Hierarchical HMMs

As stated previously, probablistic models, including hidden Markov models, seem to offer a robust, fault-tolerant means for retrieving data from machine-generated (CGI) HTML pages.

Earlier work with HMMs has focused on parsing pages as a sequence of tokens (tags and text), but has ignored the hierarchical nature of HTML. By modifying the state structure of a hidden Markov model to more closely model the tree-structure of HTML, the location of relevant data within the tree may be more closely modeled. This structure overcomes some limitations of HMMs which use sequentially parsed HTML in dealing with hierarchical, recursive data structures.

Existing Work

Kai Shih has developed a probablistic model which takes into account the tree structure of hierarchies. When labling existing data or classifying new data, the tendencies of nearby nodes in the tree to have a given attribute is considered. This is done using a "tendency to mutate" between parent and child nodes in the tree.
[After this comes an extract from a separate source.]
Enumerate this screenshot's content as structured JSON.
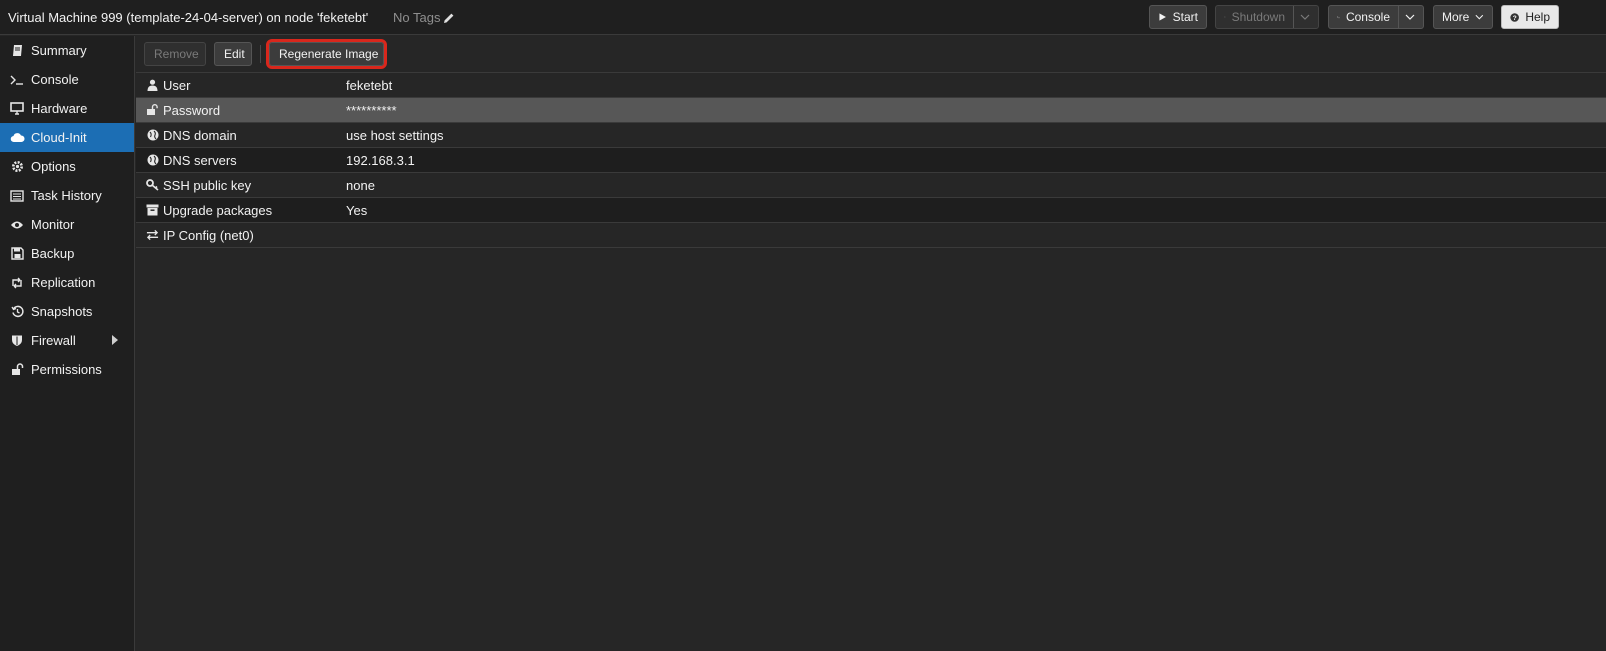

The RoadRunner system, by Crescenzi, et. al., implements fully automated wrapper generation on CGI-generated pages without using pre-labeled data. It compares pages from a query set and attempts to find a regular expression which matches all pages. This is done by iterating through the tokens comprising two sample pages, looking for mismatches. These mismatches are used to find optional parts of the page, iteratively generated records, and recursive data structures.

Muslea, et. al. have augmented the standard HLRT (head-left-right-tail) wrapper induction algorithm with a hierarchical overlay. The user specifies a hierarchical structure, or "embedded catalog" for the page, and a wrapper is learned from examples with this structure as a guide.

More existing work is summarized here.

Approach

Standard HMMs deal with linear structure in both states and observations. That is, the sequence of observations is linear, and while in the sequence of states that produces them individual states may have many successor states, only one is chosen at any given time by the probablistic mode.
In a standard HMM, a single state i, from a set of states N, has a set of state transition probabilities aij, such that

Σj aij = 1 1 ≤ i, j ≤ N, aij ≥ 0 (1)

Each state also has a set of emission probabilities bj(k), for observatoins k out of the set M, such that

Σk bj(k) = 1 1 ≤ j ≤ |N|, 1 ≤ k ≤ |M|, bj(k) ≥ 0 (2)
To accomodate the tree structure of HTML, we modify the HMM structure to allow state sequences to branch, or have more than one successor node at a time.
We introduce ε to represent the sequence of child branches from a given state. That is, ε = 1 represents the first child of a state, ε = 2 represents the second child, etc. Εi represents the set of children of state i.
The transition probabilities between states are now dependent on which child ε we are discussing. Thus, (1) becomes

Σj aij(ε) = 1 1 ≤ i, j ≤ |N|, aij ≥ 0, 1 ≤ ε ≤ |Ε| (3)

Unresolved Issues

Need to work out implications of ε on the Viterbi and Baum-Welch algorithms. Probably attack using depth-first search through the tree.

Extensions

Once a hierarchical structure has been established for HTML pages, we can easily incorporate transitions between pages (such as forms and links) by rooting the target pages' trees within the originating page's tree at the point of the transition.

Other Approaches

See notes on using Node ID Probabilities to retrieve data from an HTML tree.

References

Crescenzi, V., Mecca, G., and Merialdo, P. Roadrunner: Towards automatic data extraction from large web sites. Technical Report n. RT-DIA-64-2001, D.I.A., Universit a di Roma Tre, 2001. http://citeseer.nj.nec.com/crescenzi01roadrunner.html

Miller, R., Myers, B. Lightweight Structured Text Processing. In Proceedings of USENIX 1999 Annual Technical Conference, June 1999, Monterey, CA. http://www-2.cs.cmu.edu/~rcm/papers/usenix99/

Muslea, I., Minton, S., and Knoblock, C. 1999. A hierarchical approach to wrapper induction. In Proceedings of the Third International Conference on Autonomous Agents (Agents'99), Seattle, WA. http://citeseer.nj.nec.com/muslea99hierarchical.html

Seymore, K., McCallum, A., Rosenfeld, R. Learning Hidden Markov Model Structure for Information Extraction. In AAAI Workshop on Machine Learning for Information Extraction, 1999. http://citeseer.nj.nec.com/seymore99learning.html.

Shih, L., Karger, D. Learning Classes Correlated to a Hierarchy. MIT AI Lab Technical Note.